La ciberseguridad es una de las máximas de Apple, la empresa incluso ha aplicado barreras contra amenazas criptográficas futuras en su aplicación de mensajería iMessage. Sin embargo, cada día surgen nuevas técnicas de hackeo por lo que estar protegido por completo es prácticamente imposible. Así lo demuestra una nueva campaña de phishing ideada contra los usuarios de iPhones.
Un diluvio de notificaciones satura desde el iPhone hasta el Apple Watch y otros dispositivos de la marca que se tengan. Los atacantes persiguen bloquear la cuenta ID de Apple y lo consiguen gracias a datos que pueden ser públicos como el correo electrónico y el nombre así como el número de teléfono para estafar a la víctima por teléfono.

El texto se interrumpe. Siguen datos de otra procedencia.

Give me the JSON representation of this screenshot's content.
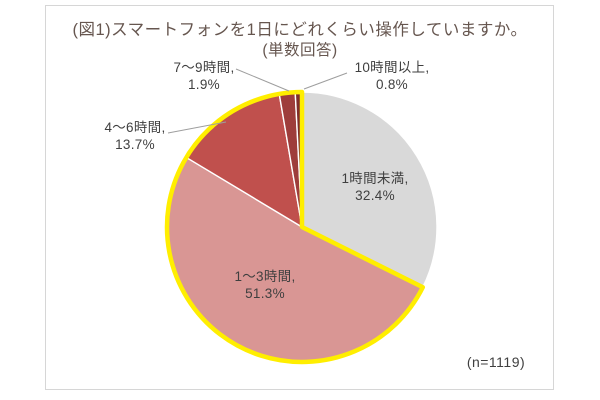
{
  "chart_data": {
    "type": "pie",
    "title": "(図1)スマートフォンを1日にどれくらい操作していますか。",
    "subtitle": "(単数回答)",
    "sample_note": "(n=1119)",
    "unit": "%",
    "start_angle_deg": 0,
    "direction": "clockwise",
    "legend_position": "none",
    "highlight_color": "#ffee00",
    "slice_border_color": "#ffffff",
    "slices": [
      {
        "label": "1時間未満",
        "value": 32.4,
        "label_text": "1時間未満,",
        "value_text": "32.4%",
        "color": "#d9d9d9",
        "highlighted": false
      },
      {
        "label": "1〜3時間",
        "value": 51.3,
        "label_text": "1〜3時間,",
        "value_text": "51.3%",
        "color": "#d99694",
        "highlighted": true
      },
      {
        "label": "4〜6時間",
        "value": 13.7,
        "label_text": "4〜6時間,",
        "value_text": "13.7%",
        "color": "#c0504d",
        "highlighted": true
      },
      {
        "label": "7〜9時間",
        "value": 1.9,
        "label_text": "7〜9時間,",
        "value_text": "1.9%",
        "color": "#9e3d3b",
        "highlighted": true
      },
      {
        "label": "10時間以上",
        "value": 0.8,
        "label_text": "10時間以上,",
        "value_text": "0.8%",
        "color": "#7f2d2b",
        "highlighted": true
      }
    ]
  }
}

A principios de año, Apple creó un nuevo sistema de protección para evitar que los ladrones puedan controlar el teléfono robado y restaurarlo para después venderlo o acceder a datos importantes. Sin embargo, los hackers han dado con otra técnica con la que bloquear un smartphone y robar información, así lo han explicado varios afectados y la web KrebsOnSecurity.
El ataque
Los atacantes juegan con el hartazgo o la confusión del propietario ante una avalancha de notificaciones. El usuario de Twitter (ahora X) Parth Patel ha compartido en la red social su experiencia al recibir hasta 100 notificaciones idénticas. Los avisos llegan a la vez a todos los dispositivos de Apple vinculados, por lo que si la persona es propietaria de un iPhone, un Apple Watch y un Mac será bombardeado en todos estos equipos. Patel explica que no puedo utilizar ninguno de sus dispositivos hasta que hizo clic en "no permitir".

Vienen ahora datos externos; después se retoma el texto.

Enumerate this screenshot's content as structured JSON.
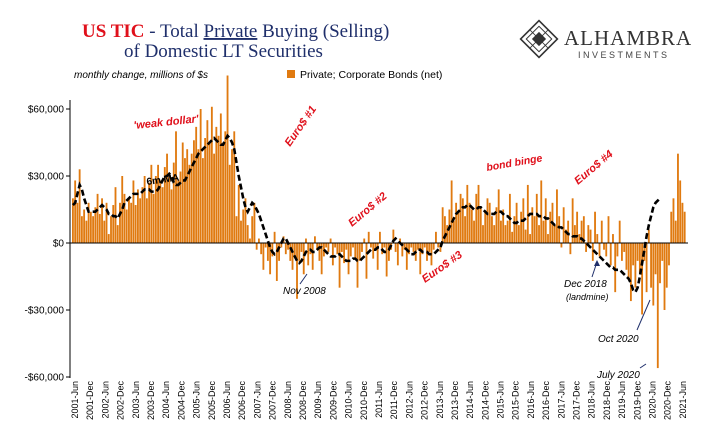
{
  "title": {
    "part1": "US TIC",
    "part2": " - Total ",
    "part3": "Private",
    "part4": " Buying (Selling)",
    "line2": "of Domestic LT Securities"
  },
  "logo": {
    "name": "ALHAMBRA",
    "sub": "INVESTMENTS"
  },
  "unit_note": "monthly change, millions of $s",
  "colors": {
    "bars": "#e07a10",
    "ma": "#000000",
    "title_red": "#e0101b",
    "title_blue": "#1f2f6b",
    "annotation_red": "#e0101b"
  },
  "chart_data": {
    "type": "bar",
    "legend_position": "top-center",
    "grid": false,
    "ylim": [
      -60000,
      80000
    ],
    "yticks": [
      {
        "value": 60000,
        "label": "$60,000"
      },
      {
        "value": 30000,
        "label": "$30,000"
      },
      {
        "value": 0,
        "label": "$0"
      },
      {
        "value": -30000,
        "label": "-$30,000"
      },
      {
        "value": -60000,
        "label": "-$60,000"
      }
    ],
    "x_tick_labels": [
      "2001-Jun",
      "2001-Dec",
      "2002-Jun",
      "2002-Dec",
      "2003-Jun",
      "2003-Dec",
      "2004-Jun",
      "2004-Dec",
      "2005-Jun",
      "2005-Dec",
      "2006-Jun",
      "2006-Dec",
      "2007-Jun",
      "2007-Dec",
      "2008-Jun",
      "2008-Dec",
      "2009-Jun",
      "2009-Dec",
      "2010-Jun",
      "2010-Dec",
      "2011-Jun",
      "2011-Dec",
      "2012-Jun",
      "2012-Dec",
      "2013-Jun",
      "2013-Dec",
      "2014-Jun",
      "2014-Dec",
      "2015-Jun",
      "2015-Dec",
      "2016-Jun",
      "2016-Dec",
      "2017-Jun",
      "2017-Dec",
      "2018-Jun",
      "2018-Dec",
      "2019-Jun",
      "2019-Dec",
      "2020-Jun",
      "2020-Dec",
      "2021-Jun"
    ],
    "series": [
      {
        "name": "Private; Corporate Bonds (net)",
        "values": [
          20000,
          28000,
          18000,
          33000,
          12000,
          15000,
          10000,
          18000,
          14000,
          12000,
          16000,
          22000,
          13000,
          20000,
          10000,
          18000,
          4000,
          12000,
          17000,
          25000,
          8000,
          18000,
          30000,
          22000,
          15000,
          20000,
          18000,
          28000,
          17000,
          24000,
          20000,
          25000,
          30000,
          20000,
          27000,
          35000,
          22000,
          30000,
          35000,
          28000,
          25000,
          34000,
          40000,
          30000,
          24000,
          36000,
          50000,
          28000,
          32000,
          45000,
          38000,
          42000,
          35000,
          40000,
          46000,
          52000,
          42000,
          60000,
          38000,
          47000,
          55000,
          45000,
          61000,
          40000,
          52000,
          48000,
          58000,
          45000,
          50000,
          75000,
          35000,
          42000,
          50000,
          12000,
          26000,
          10000,
          15000,
          20000,
          8000,
          2000,
          12000,
          18000,
          -3000,
          2000,
          -5000,
          -12000,
          -2000,
          -8000,
          -14000,
          -6000,
          5000,
          -17000,
          -8000,
          -2000,
          3000,
          -5000,
          -3000,
          -8000,
          -12000,
          -6000,
          -25000,
          -8000,
          -4000,
          -14000,
          2000,
          -10000,
          -5000,
          -12000,
          3000,
          -3000,
          -8000,
          -14000,
          -6000,
          -2000,
          -4000,
          2000,
          -10000,
          -2000,
          -5000,
          -20000,
          -4000,
          -9000,
          -3000,
          -14000,
          -6000,
          -2000,
          -7000,
          -20000,
          -8000,
          -4000,
          2000,
          -16000,
          5000,
          -2000,
          -7000,
          -3000,
          -12000,
          5000,
          -5000,
          -2000,
          -15000,
          -8000,
          -3000,
          6000,
          -4000,
          -10000,
          2000,
          -6000,
          -3000,
          -12000,
          -5000,
          -2000,
          -4000,
          -8000,
          -3000,
          -14000,
          -5000,
          -2000,
          -8000,
          -4000,
          -10000,
          -3000,
          5000,
          -2000,
          -4000,
          16000,
          12000,
          8000,
          15000,
          28000,
          10000,
          18000,
          14000,
          22000,
          20000,
          12000,
          26000,
          18000,
          15000,
          10000,
          22000,
          26000,
          16000,
          8000,
          14000,
          20000,
          18000,
          12000,
          8000,
          16000,
          24000,
          10000,
          15000,
          8000,
          10000,
          22000,
          5000,
          12000,
          18000,
          8000,
          14000,
          20000,
          6000,
          26000,
          4000,
          16000,
          12000,
          22000,
          8000,
          28000,
          10000,
          20000,
          4000,
          14000,
          18000,
          8000,
          24000,
          12000,
          -2000,
          16000,
          6000,
          10000,
          -5000,
          20000,
          8000,
          14000,
          4000,
          10000,
          12000,
          -4000,
          8000,
          6000,
          -8000,
          14000,
          4000,
          -6000,
          10000,
          -3000,
          -6000,
          12000,
          -10000,
          4000,
          -22000,
          -6000,
          10000,
          -8000,
          -4000,
          -12000,
          -16000,
          -26000,
          -10000,
          -20000,
          -8000,
          -14000,
          -32000,
          -8000,
          -22000,
          6000,
          -20000,
          -28000,
          -14000,
          -56000,
          -18000,
          -8000,
          -30000,
          -20000,
          -10000,
          14000,
          20000,
          10000,
          40000,
          28000,
          18000,
          14000
        ]
      },
      {
        "name": "6m MA",
        "values": [
          17000,
          18000,
          22000,
          26000,
          24000,
          20000,
          17000,
          14000,
          14000,
          14000,
          14000,
          15000,
          16000,
          17000,
          16000,
          15000,
          13000,
          13000,
          12000,
          12000,
          11000,
          13000,
          15000,
          18000,
          19000,
          20000,
          21000,
          22000,
          22000,
          22000,
          22000,
          23000,
          24000,
          24000,
          24000,
          23000,
          23000,
          23000,
          24000,
          26000,
          28000,
          30000,
          30000,
          31000,
          30000,
          27000,
          26000,
          26000,
          27000,
          28000,
          28000,
          30000,
          32000,
          34000,
          36000,
          38000,
          40000,
          41000,
          42000,
          43000,
          44000,
          45000,
          46000,
          47000,
          46000,
          45000,
          44000,
          44000,
          46000,
          48000,
          47000,
          45000,
          42000,
          36000,
          30000,
          25000,
          20000,
          16000,
          14000,
          16000,
          18000,
          17000,
          15000,
          13000,
          10000,
          7000,
          4000,
          1000,
          -2000,
          -4000,
          -5000,
          -4000,
          -2000,
          0,
          2000,
          2000,
          0,
          -2000,
          -4000,
          -6000,
          -8000,
          -9000,
          -8000,
          -6000,
          -4000,
          -3000,
          -3000,
          -4000,
          -4000,
          -3000,
          -2000,
          -2000,
          -3000,
          -4000,
          -5000,
          -6000,
          -6000,
          -6000,
          -5000,
          -5000,
          -6000,
          -7000,
          -8000,
          -8000,
          -8000,
          -7000,
          -7000,
          -8000,
          -8000,
          -7000,
          -6000,
          -5000,
          -4000,
          -3000,
          -3000,
          -3000,
          -2000,
          -2000,
          -3000,
          -4000,
          -4000,
          -3000,
          -1000,
          1000,
          2000,
          1000,
          0,
          -1000,
          -2000,
          -3000,
          -4000,
          -5000,
          -5000,
          -4000,
          -3000,
          -3000,
          -4000,
          -4000,
          -4000,
          -5000,
          -5000,
          -5000,
          -4000,
          -3000,
          -2000,
          1000,
          3000,
          5000,
          7000,
          9000,
          11000,
          13000,
          14000,
          15000,
          16000,
          16000,
          17000,
          17000,
          16000,
          15000,
          15000,
          16000,
          16000,
          15000,
          14000,
          13000,
          13000,
          13000,
          13000,
          14000,
          14000,
          14000,
          13000,
          12000,
          12000,
          11000,
          10000,
          9000,
          9000,
          10000,
          10000,
          10000,
          11000,
          12000,
          13000,
          13000,
          13000,
          13000,
          12000,
          12000,
          12000,
          11000,
          11000,
          10000,
          9000,
          8000,
          8000,
          7000,
          7000,
          6000,
          5000,
          4000,
          4000,
          3000,
          3000,
          3000,
          2000,
          2000,
          1000,
          0,
          -1000,
          -2000,
          -3000,
          -4000,
          -5000,
          -6000,
          -7000,
          -8000,
          -9000,
          -10000,
          -11000,
          -11000,
          -12000,
          -12000,
          -12000,
          -13000,
          -14000,
          -15000,
          -16000,
          -18000,
          -21000,
          -22000,
          -20000,
          -15000,
          -9000,
          -3000,
          3000,
          8000,
          12000,
          16000,
          18000,
          19000,
          20000
        ]
      }
    ]
  },
  "annotations": {
    "weak_dollar": "'weak dollar'",
    "ma_label": "6m MA",
    "euro1": "Euro$ #1",
    "euro2": "Euro$ #2",
    "euro3": "Euro$ #3",
    "euro4": "Euro$ #4",
    "bond_binge": "bond binge",
    "nov2008": "Nov 2008",
    "dec2018": "Dec 2018",
    "landmine": "(landmine)",
    "oct2020": "Oct 2020",
    "july2020": "July 2020"
  }
}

Otras personas, abrumadas por este ataque, pueden eliminar las notificaciones aceptando sin darse cuenta de lo que supone, con esto cuentan los hackers. En el momento en el que la persona se cansa y acepta la solicitud por error, el pirata informático puede cambiar la contraseña ID de Apple y bloquear la cuenta del usuario.
No obstante, no es tan sencillo como rechazar la solicitud, cuando la persona se resiste, el ataque se incrementa. Los hackers siguen mandando notificaciones o pasan a utilizar llamadas telefónicas que fingen ser procedentes de Apple. En la conversación, el atacante se hace pasar por el servicio técnico e informa a la víctima que está siendo atacada para obtener la contraseña de un solo uso que la persona ha recibido al número de teléfono como medida de seguridad.

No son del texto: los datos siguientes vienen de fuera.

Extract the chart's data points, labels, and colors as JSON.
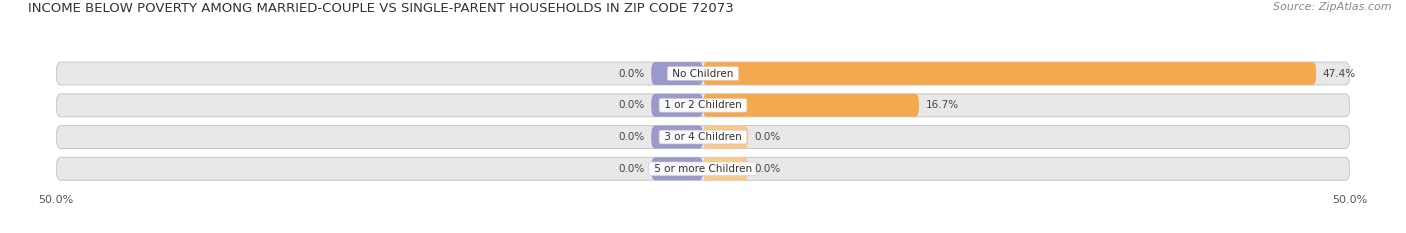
{
  "title": "INCOME BELOW POVERTY AMONG MARRIED-COUPLE VS SINGLE-PARENT HOUSEHOLDS IN ZIP CODE 72073",
  "source": "Source: ZipAtlas.com",
  "categories": [
    "No Children",
    "1 or 2 Children",
    "3 or 4 Children",
    "5 or more Children"
  ],
  "married_values": [
    0.0,
    0.0,
    0.0,
    0.0
  ],
  "single_values": [
    47.4,
    16.7,
    0.0,
    0.0
  ],
  "married_color": "#9999cc",
  "single_color": "#f5a94e",
  "single_color_light": "#f8c98a",
  "bar_bg_color": "#e8e8e8",
  "bar_bg_border": "#d0d0d0",
  "xlim": 50.0,
  "title_fontsize": 9.5,
  "source_fontsize": 8,
  "label_fontsize": 7.5,
  "value_fontsize": 7.5,
  "tick_fontsize": 8,
  "legend_fontsize": 8,
  "bar_height": 0.72,
  "background_color": "#ffffff",
  "married_stub": 4.0,
  "single_stub_small": 3.5
}
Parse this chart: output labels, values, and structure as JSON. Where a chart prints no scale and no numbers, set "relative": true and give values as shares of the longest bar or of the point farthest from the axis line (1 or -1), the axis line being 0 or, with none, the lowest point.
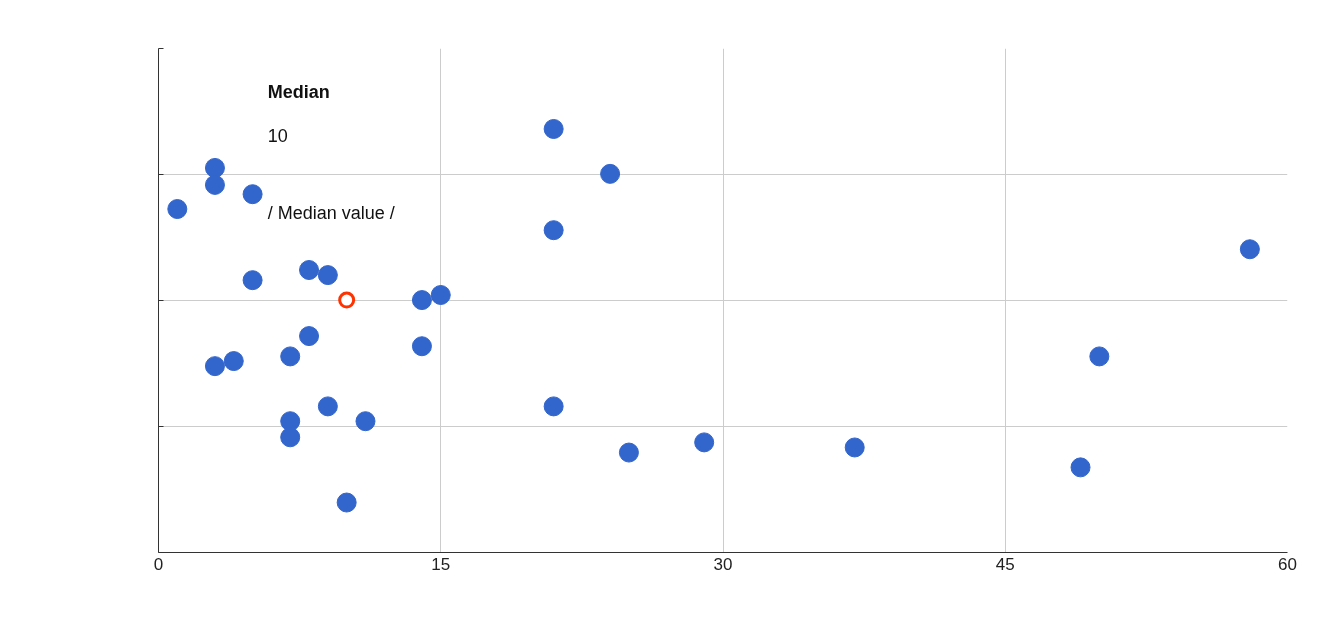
{
  "chart_data": {
    "type": "scatter",
    "relative": true,
    "tick_labels": "x",
    "grid": true,
    "marker": "circle",
    "xlim": [
      0,
      60
    ],
    "xticks": [
      0,
      15,
      30,
      45,
      60
    ],
    "series": [
      {
        "color": "#3366cc",
        "x": [
          1,
          3,
          3,
          5,
          5,
          8,
          9,
          21,
          24,
          21,
          14,
          15,
          58,
          3,
          4,
          7,
          8,
          14,
          50,
          7,
          7,
          9,
          11,
          21,
          25,
          29,
          37,
          49,
          10
        ],
        "values": [
          0.811,
          0.908,
          0.868,
          0.846,
          0.643,
          0.667,
          0.655,
          1.0,
          0.894,
          0.761,
          0.596,
          0.608,
          0.716,
          0.44,
          0.452,
          0.463,
          0.511,
          0.487,
          0.463,
          0.31,
          0.272,
          0.345,
          0.31,
          0.345,
          0.236,
          0.26,
          0.248,
          0.201,
          0.118
        ]
      },
      {
        "type": "scatter",
        "color": "#ff3300",
        "x": [
          10
        ],
        "values": [
          0.596
        ]
      }
    ],
    "annotations": [
      "Median",
      "10",
      "/ Median value /"
    ]
  }
}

Los piratas informáticos cuentan con información robada. En el caso de Patel, tenían su nombre, dirección actual, dirección anterior y número de teléfono. Este usuario sospechó al ver que algunos datos eran erróneos y que el mensaje de Apple con el código que le requerían incluía un aviso de la empresa recordando que la compañía no solicita ese número.
[Grave agujero de seguridad en los iPhone: así pueden espiarte con anuncios y notificaciones]
KrebsOnSecurity ha investigado el caso para descubrir que los atacantes estarían usando la web de Apple para obtener una contraseña de ID de Apple olvidada. Este proceso requiere el correo electrónico o el número de teléfono del ID de Apple del usuario y tiene un CAPTCHA. Cuando se ingresa una dirección de correo electrónico, la página muestra los últimos dos dígitos del número de teléfono asociado con la cuenta de Apple, y al ingresar los dígitos que faltan se envía una alerta del sistema.
¿Cómo protegerse?
Aún no se ha descubierto la técnica para forzar el sistema de aviso y conseguir saturar los terminales con cientos de notificaciones para abrumar a la víctima. Podría tratarse de una brecha de seguridad en el sistema de Apple. Con anterioridad ya se han corregido exploits que permitían enviar spam indefinidamente a los usuarios. Por lo que por el momento, las herramientas con las que cuenta el propietario de una cuenta ID de Apple son básicas.
Además de mantener sus sistemas actualizados para recibir rápido cualquier protección o parche relacionado. Como medidas de seguridad, las víctimas deben mantener la calma y asegurarse de rechazar todas y cada una de las notificaciones que reciben solicitando el cambio de contraseña de su ID de Apple.
También es conveniente conocer los datos personales que están públicos en la red, filtrados por otro robo de datos o publicados voluntariamente a través de redes sociales u otros servicios. Además, es importante recordar que Apple no realiza llamadas telefónicas solicitando códigos de restablecimiento de contraseña de un solo uso.